Application of Dornase Alfa for Treatment of Severe COVID-19

  • Team members: Adam Schrum, PhD; Alexander Earhart; Zachary Holliday, MD; Hunter Hofmann, MD; Armin Krvavac, MD; Mohammed Alnijoumi, MD
  • Project summary: Cause of death from severe COVID-19 is often acute respiratory distress, which may be caused in part by excessive DNA deposited by white blood cells called neutrophils. Their sticky DNA deposits are called NETs (neutrophil extracellular traps), which can help trap infectious microbes. But too many NETs can have a "glue" effect, which together with mucus can clog airways. Dornase alfa is an existing drug that degrades NETs, and thus may help to soften mucus and aid in its clearance to improve respiration of severe COVID-19 patients. The idea is that if such patients could pull through their severe stage, their immune system might have more time to fight the virus and promote recovery.

Democratizing Genome Sequence Analysis for COVID-19 Using CloudLab

  • Team members: Praveen Rao, PhD; Deepthi Rao, MD, MS; Peter Tonellato, PhD; Wesley Warren, PhD; Eduardo Simoes, MD, MSc, MPH
  • Project summary: The goal of this project is to democratize genome sequence (GS) analysis using CloudLab, an NSF-funded experimental testbed.

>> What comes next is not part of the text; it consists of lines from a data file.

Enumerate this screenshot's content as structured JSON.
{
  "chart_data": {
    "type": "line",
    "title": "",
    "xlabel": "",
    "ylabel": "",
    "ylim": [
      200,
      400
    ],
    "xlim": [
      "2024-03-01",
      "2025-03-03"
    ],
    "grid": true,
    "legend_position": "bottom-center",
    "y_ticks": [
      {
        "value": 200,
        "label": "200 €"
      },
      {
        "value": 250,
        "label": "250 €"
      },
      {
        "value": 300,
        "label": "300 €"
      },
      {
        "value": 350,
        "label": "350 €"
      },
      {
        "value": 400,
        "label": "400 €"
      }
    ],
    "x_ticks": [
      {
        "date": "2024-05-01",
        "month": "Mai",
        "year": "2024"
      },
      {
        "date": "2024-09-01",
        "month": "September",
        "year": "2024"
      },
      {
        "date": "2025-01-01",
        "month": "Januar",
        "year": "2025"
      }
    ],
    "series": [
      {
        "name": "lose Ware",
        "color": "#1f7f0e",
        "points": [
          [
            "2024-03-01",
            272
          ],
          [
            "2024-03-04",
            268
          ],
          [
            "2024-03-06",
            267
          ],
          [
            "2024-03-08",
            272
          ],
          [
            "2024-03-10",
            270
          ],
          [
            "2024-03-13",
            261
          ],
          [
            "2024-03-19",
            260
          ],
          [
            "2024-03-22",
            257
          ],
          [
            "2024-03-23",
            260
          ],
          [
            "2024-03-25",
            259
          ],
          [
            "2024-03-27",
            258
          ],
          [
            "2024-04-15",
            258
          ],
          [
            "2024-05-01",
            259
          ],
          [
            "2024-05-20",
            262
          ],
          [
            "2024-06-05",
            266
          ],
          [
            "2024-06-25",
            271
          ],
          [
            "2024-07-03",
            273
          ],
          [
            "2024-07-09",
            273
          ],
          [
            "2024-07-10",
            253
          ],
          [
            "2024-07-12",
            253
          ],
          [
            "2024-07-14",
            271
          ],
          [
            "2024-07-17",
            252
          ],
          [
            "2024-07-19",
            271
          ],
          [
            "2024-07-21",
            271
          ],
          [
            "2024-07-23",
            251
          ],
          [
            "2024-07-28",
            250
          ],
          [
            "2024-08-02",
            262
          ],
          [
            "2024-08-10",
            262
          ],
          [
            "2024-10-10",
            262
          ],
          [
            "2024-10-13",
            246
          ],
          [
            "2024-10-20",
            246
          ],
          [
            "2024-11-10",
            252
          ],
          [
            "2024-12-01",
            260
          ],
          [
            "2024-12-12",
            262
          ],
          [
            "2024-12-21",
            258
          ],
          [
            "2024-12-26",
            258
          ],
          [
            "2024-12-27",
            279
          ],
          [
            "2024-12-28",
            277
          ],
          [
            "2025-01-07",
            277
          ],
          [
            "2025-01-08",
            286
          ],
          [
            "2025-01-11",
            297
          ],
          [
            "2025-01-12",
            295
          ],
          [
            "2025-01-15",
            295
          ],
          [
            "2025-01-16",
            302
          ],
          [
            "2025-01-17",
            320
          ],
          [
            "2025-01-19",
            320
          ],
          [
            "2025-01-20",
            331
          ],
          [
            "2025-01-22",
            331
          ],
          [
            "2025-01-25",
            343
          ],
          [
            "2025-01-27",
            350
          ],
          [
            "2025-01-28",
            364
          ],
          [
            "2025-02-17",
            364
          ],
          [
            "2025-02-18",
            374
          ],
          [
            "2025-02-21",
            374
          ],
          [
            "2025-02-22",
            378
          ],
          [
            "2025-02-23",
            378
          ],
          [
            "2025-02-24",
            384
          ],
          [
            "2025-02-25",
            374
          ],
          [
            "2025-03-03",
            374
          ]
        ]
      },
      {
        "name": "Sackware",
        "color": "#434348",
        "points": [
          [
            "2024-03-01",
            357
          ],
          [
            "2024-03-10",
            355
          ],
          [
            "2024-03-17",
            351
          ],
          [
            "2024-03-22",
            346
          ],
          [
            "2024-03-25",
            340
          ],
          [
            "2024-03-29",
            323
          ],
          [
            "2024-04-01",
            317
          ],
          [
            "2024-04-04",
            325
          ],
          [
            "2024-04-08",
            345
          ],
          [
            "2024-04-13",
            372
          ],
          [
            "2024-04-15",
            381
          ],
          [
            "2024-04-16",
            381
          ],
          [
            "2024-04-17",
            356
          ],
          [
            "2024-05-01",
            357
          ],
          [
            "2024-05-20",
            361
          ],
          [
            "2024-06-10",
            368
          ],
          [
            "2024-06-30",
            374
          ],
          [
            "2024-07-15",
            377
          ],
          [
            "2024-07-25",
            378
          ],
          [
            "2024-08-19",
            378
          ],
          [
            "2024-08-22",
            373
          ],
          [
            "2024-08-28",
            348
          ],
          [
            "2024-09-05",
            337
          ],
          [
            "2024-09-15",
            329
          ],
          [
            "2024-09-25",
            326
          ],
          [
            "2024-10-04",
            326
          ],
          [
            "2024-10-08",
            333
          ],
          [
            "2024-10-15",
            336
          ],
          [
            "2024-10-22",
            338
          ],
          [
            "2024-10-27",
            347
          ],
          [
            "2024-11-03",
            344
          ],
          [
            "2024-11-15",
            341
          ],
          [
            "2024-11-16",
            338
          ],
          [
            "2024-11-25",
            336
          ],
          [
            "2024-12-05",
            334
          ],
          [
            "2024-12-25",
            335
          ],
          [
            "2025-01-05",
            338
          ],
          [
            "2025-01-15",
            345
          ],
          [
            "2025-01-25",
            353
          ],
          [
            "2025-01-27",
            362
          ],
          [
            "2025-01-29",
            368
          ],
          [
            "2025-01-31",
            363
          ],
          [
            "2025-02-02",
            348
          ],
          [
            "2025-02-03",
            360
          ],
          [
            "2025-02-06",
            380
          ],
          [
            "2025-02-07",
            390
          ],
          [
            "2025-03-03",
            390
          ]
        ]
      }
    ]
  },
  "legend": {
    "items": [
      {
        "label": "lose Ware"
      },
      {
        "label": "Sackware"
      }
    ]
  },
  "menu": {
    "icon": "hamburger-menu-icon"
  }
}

Deep insights from genomic information of individuals can be extracted by researchers at scale. By empowering researchers with publicly available software tools and computing infrastructure for variant analysis at scale, this project aims to advance our understanding of how individuals respond to COVID-19 infection by uncovering deep relationships in genomic variants of individuals.